Good Catch! Quality control when working with AI
Over the last few months, I have been working intensively with Claude Code, ChatGPT, and other AI tools. It has been a wild learning experience, and at times an emotional roller coaster. Will my skills become redundant? Can anyone do research now? How do I actually use these tools well?
The way I “do stuff” has changed tremendously. The long nights of getting the data ducks in a neat row are disappearing. Visualisations and interactive data explorations are so much easier now. I love those interactive HTML slides that let me quickly zoom into spatial estimation output, much faster than importing everything into GIS.
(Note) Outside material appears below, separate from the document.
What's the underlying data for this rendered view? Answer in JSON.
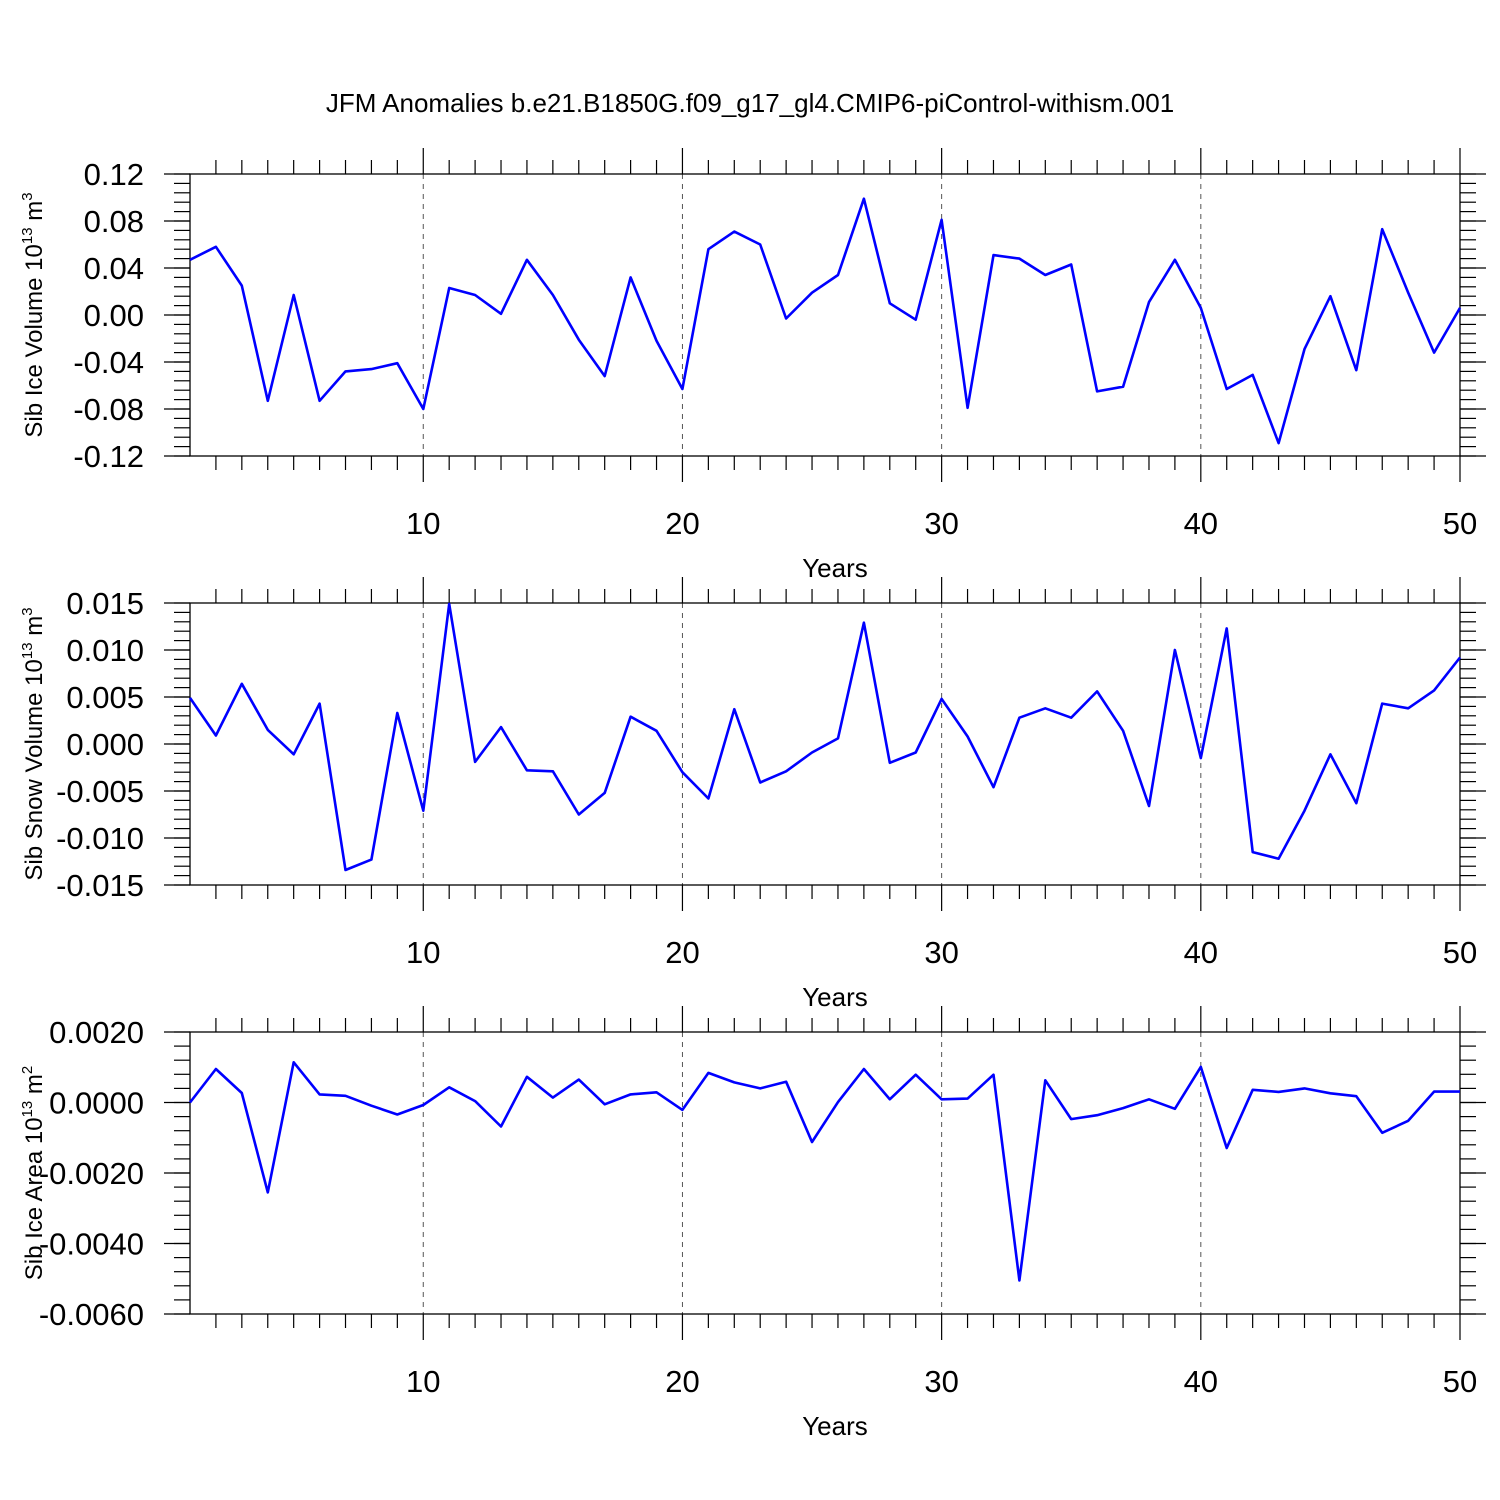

But the longer I work this way, the more I realise that the way I “think about stuff” has not fundamentally changed. A lot of the real work still happens away from the keyboard: while cycling into work, doing the dishes, sitting in a meeting, or mentally turning over a research step. Running empirical tests requires as many critical checks as before. We still need to think carefully about data characteristics and limitations, the data generation process, measurement, context, theory, and links to other sources.
Just taking the output from Claude Code, however smooth it looks, is a recipe for disaster. And that will not change, even with better models. Quality control is as important as ever.
To ensure quality, a researcher needs to know their empirics, the literature, the theory, and how real-world data were generated in the real world. AI promises the automation of many steps in the research process. But this does not mean an erosion of true research skill. On the contrary. The better the tools become, the more important it is to identify mistakes and to earn another “Good catch!” response from Claude Code. Maybe we are not redundant (yet).